Since the dataset spans over 5 years, assessing seasonality and recent trends visually was challenging. To address this, I reduced the date range to the past year. This made it easier to identify and analyse seasonal patterns and trend.

Seasonal Trend Decomposition Results

Trend Plot Throughout the year, there is a clear upward trend in stock prices for Microsoft suggesting solid company growth.

Seasonal Plot Now able to see the seasanlity of data, data seems to follow a weekly cycle. Data appears to peak every Wednesday and dip each Tuesday.

Residual Plot The residual plot should show randomness with no obvious patterns. This indicates that the seasonality and trend components have effectively captured patterns in the data, leaving the residuals as random noise. In this example, the variance in the residuals is not constant and shows some fluctuations, there are no clear patterns. This suggests that the model has performed reasonably well but may still be missing some patterns in the data.

Stationary Data

For accurate forecasting, timeseries models require stationary data. Stationary data means that the data’s mean and variance remain constant over time. This is important because many forecasting models, like machine learning models, assume that all data follows the same distribution.

How to make data stationary

Variance

To make the variance constant, you can either take the log transformation or apply box-cox transform.

  • Log Transformation: Used when data is multiplicative meaning the variance increases as the trend increases. Log transformations squeeze the data to a logarithmic scale stabilising the variance.

  • Box-Cox Transformation: Can normalise both mean and variance of data. It can be applied using the boxcox function from scipy.stats.

Mean

To make the mean constant, you can apply differencing to the data. Differencing involves subtracting the previous value from the current value and helps to remove both trend and seasonality from the data. There are two types of differencing you can apply:

1.First-Order: Subtracting previous value from the current value, this removes the trend in the data.

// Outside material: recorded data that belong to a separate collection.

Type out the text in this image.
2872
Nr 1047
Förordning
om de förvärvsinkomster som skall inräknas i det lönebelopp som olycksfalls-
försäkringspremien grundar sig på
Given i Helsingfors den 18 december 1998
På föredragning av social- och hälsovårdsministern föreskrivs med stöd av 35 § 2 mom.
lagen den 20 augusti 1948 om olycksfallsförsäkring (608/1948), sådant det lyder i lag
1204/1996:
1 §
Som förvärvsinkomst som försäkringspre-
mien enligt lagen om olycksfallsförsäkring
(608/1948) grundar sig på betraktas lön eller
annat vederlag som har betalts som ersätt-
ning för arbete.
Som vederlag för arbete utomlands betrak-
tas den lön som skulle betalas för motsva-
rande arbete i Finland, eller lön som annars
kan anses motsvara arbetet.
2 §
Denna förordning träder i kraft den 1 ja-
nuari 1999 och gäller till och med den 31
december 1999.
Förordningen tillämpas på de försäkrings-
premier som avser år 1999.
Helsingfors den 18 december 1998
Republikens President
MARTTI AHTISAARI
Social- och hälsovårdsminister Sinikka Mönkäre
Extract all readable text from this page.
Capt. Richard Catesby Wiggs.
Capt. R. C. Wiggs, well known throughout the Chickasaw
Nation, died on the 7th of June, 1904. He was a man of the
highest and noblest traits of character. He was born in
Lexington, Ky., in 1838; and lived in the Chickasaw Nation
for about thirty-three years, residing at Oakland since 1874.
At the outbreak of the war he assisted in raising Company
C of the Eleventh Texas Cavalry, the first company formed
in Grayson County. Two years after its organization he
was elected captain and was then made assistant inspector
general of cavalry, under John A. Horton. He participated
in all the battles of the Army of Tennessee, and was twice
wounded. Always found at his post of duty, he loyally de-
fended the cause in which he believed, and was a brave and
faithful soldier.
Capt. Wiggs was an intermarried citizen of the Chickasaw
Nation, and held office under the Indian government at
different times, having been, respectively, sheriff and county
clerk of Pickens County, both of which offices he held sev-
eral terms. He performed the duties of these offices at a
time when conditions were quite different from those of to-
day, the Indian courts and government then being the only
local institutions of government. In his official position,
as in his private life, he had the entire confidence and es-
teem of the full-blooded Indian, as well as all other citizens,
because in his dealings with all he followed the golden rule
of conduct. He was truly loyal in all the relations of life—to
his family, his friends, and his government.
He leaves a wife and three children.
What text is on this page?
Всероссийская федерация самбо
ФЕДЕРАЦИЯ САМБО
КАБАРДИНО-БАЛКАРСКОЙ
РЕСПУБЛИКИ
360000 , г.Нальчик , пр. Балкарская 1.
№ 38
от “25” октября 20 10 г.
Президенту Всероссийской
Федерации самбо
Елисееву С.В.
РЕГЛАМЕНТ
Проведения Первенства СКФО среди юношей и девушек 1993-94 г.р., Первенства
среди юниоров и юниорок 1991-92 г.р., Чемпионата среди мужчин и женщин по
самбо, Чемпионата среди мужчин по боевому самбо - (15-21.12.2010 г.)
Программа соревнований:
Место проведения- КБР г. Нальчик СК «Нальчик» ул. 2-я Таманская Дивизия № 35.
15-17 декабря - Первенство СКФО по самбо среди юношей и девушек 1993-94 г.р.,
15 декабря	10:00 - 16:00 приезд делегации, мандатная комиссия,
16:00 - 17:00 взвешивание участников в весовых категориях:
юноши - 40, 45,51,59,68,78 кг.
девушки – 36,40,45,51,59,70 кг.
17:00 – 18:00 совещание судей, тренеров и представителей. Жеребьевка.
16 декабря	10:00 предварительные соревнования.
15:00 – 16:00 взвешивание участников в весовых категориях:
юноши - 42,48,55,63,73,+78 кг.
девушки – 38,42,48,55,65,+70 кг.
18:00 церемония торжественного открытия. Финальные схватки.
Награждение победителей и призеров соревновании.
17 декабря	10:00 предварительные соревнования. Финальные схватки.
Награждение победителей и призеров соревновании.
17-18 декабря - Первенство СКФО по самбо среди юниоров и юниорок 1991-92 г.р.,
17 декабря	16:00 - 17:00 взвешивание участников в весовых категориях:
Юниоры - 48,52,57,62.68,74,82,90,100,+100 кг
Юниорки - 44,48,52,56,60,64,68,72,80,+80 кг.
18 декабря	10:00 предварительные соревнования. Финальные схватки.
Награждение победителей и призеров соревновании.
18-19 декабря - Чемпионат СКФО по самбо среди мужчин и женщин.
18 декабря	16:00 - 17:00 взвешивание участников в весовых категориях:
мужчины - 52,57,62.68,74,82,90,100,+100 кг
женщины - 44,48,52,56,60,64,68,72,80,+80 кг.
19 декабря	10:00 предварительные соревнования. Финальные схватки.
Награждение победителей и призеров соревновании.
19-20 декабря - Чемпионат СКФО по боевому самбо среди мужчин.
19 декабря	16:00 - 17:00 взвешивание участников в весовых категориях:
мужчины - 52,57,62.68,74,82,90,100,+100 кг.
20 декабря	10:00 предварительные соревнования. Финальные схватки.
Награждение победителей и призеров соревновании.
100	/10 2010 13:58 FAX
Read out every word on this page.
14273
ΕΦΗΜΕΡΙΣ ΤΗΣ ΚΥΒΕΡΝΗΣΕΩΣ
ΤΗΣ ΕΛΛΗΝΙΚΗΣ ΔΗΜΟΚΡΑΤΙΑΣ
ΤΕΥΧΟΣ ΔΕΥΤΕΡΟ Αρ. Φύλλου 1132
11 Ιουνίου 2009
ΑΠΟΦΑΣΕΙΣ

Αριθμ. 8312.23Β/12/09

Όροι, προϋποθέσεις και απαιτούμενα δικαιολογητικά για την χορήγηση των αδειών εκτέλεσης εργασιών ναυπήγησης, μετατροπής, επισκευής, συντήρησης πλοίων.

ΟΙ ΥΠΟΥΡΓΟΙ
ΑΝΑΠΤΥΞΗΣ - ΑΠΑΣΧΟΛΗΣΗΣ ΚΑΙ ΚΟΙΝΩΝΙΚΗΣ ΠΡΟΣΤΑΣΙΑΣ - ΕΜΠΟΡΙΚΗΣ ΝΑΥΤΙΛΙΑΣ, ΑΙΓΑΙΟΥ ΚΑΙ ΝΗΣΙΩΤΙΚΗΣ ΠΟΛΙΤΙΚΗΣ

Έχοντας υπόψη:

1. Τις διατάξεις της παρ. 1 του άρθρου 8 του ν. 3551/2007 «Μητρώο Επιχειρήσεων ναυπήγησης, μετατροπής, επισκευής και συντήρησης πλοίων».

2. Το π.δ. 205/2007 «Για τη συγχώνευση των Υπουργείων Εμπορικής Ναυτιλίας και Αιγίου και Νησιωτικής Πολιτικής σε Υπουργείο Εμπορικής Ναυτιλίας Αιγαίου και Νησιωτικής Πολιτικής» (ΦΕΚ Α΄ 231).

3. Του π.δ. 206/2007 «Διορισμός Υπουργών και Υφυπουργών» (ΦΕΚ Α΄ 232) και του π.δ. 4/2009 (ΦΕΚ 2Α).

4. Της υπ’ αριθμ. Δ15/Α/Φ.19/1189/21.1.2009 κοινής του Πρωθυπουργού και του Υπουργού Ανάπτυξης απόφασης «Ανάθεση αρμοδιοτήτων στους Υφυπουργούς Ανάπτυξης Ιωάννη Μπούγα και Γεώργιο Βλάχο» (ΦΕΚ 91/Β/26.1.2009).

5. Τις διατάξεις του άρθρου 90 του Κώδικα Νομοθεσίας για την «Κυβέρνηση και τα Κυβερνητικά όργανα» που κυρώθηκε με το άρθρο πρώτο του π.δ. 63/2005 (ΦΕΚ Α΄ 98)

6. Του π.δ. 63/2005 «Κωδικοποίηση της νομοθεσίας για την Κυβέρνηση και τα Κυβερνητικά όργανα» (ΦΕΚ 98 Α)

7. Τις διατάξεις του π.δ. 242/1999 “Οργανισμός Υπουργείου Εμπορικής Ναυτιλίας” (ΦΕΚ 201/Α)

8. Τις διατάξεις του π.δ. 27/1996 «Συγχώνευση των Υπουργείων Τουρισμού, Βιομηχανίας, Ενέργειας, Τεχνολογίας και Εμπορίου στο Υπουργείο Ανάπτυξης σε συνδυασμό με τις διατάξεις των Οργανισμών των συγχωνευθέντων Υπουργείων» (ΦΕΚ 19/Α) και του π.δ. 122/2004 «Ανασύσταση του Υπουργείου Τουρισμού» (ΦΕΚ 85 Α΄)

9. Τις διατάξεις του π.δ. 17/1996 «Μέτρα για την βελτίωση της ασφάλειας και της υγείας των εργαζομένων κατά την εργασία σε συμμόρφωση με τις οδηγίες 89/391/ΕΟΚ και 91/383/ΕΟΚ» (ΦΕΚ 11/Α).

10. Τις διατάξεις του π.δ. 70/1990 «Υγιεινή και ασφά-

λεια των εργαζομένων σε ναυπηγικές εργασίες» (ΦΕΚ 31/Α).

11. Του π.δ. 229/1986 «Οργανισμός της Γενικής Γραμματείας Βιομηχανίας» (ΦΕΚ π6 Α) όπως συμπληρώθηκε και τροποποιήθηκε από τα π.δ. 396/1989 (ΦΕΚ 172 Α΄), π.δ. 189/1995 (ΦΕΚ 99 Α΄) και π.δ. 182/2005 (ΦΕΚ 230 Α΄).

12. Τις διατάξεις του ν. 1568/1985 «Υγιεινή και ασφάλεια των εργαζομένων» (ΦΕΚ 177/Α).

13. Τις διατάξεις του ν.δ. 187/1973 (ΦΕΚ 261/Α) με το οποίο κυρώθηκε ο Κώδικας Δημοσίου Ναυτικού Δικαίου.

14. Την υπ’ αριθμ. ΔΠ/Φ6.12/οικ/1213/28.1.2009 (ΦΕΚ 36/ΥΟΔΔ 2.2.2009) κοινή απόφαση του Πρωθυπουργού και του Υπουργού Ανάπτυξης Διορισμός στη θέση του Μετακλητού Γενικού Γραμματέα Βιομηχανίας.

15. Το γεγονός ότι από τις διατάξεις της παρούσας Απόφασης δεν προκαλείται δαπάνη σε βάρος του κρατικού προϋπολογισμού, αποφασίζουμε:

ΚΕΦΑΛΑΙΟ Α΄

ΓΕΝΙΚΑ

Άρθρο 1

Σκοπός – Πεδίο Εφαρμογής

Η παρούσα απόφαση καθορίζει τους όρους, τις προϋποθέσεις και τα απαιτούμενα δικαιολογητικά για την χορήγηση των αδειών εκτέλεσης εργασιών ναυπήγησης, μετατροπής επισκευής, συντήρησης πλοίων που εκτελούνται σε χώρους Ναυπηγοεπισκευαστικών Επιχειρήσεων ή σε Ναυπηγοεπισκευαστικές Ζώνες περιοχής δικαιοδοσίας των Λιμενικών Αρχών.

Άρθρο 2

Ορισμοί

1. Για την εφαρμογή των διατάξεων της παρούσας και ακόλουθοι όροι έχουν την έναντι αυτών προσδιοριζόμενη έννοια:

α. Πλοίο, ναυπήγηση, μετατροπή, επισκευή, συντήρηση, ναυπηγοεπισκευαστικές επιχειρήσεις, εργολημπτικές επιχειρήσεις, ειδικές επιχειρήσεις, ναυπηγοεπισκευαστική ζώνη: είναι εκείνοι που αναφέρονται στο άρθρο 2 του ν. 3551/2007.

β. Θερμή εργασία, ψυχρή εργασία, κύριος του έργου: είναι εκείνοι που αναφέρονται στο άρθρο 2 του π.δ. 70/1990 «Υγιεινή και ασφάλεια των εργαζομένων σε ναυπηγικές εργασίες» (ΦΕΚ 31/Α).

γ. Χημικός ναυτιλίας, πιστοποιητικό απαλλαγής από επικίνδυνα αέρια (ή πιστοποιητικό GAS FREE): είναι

2.Seasonal: Subtracts value from the same season in a previous cycle, this removes seasonal patterns in the data. For instance, for this project we know the seasonality is 7 days (as seen from seasonal trend decomposition), you would subtract the close price from the same day of the previous week.

Testing for Stationarity

To check if data is stationary, you can use the following methods:

1. Augmented Dickey-Fuller (ADF) Test:

Statistical test to determine if timeseries data is stationary where the null hypothesis of ADF test is that the data is non-stationary.

You can use the adf function from the statsmodels package in Python to perform this test.

The output includes the p-value, if this value is less than 0.05 (adjustable threshold) then the null hypothesis can be rejected and the data is likely to be stationary. If the p-value is greater, we fail to reject the null hypothesis and the data is likely to be non-stationary.

2. Visualisation

Plotting the timeseries data and inspecting it for signs of non-stationarity. Key indicators include trends, seasonality and changing variance.

Below is a plot comparing the original timeseries with the timeseries after applying boxcox transformation and seasonal differencing (with a seasonal period of 7).

Stationary data vs Original Data

This plot compares the original timeseries with the stationary timeseries. The original timeseries shows trends and seasonality in the data. In contrast, the stationary timeseries has been transformed to remove these trends and seasonality, resulting in a more stable mean and variance. By comparing the two, it is clear how the transformation done above has standardised the data, making it more suitable for forecasting.

I find it best to use both methods to ensure the data is stationary before moving to forecasting.


Summary

In this first part of the series, I have covered the fundamentals of timeseries analysis, including data preparation, cleaning and ensuring the data is stationary.

In Part 2, I will explore various forecasting techniques including baseline methods, exponential smoothing and ARIMA. I’ll also evaluate their performance and see how they compare in forecasting close prices.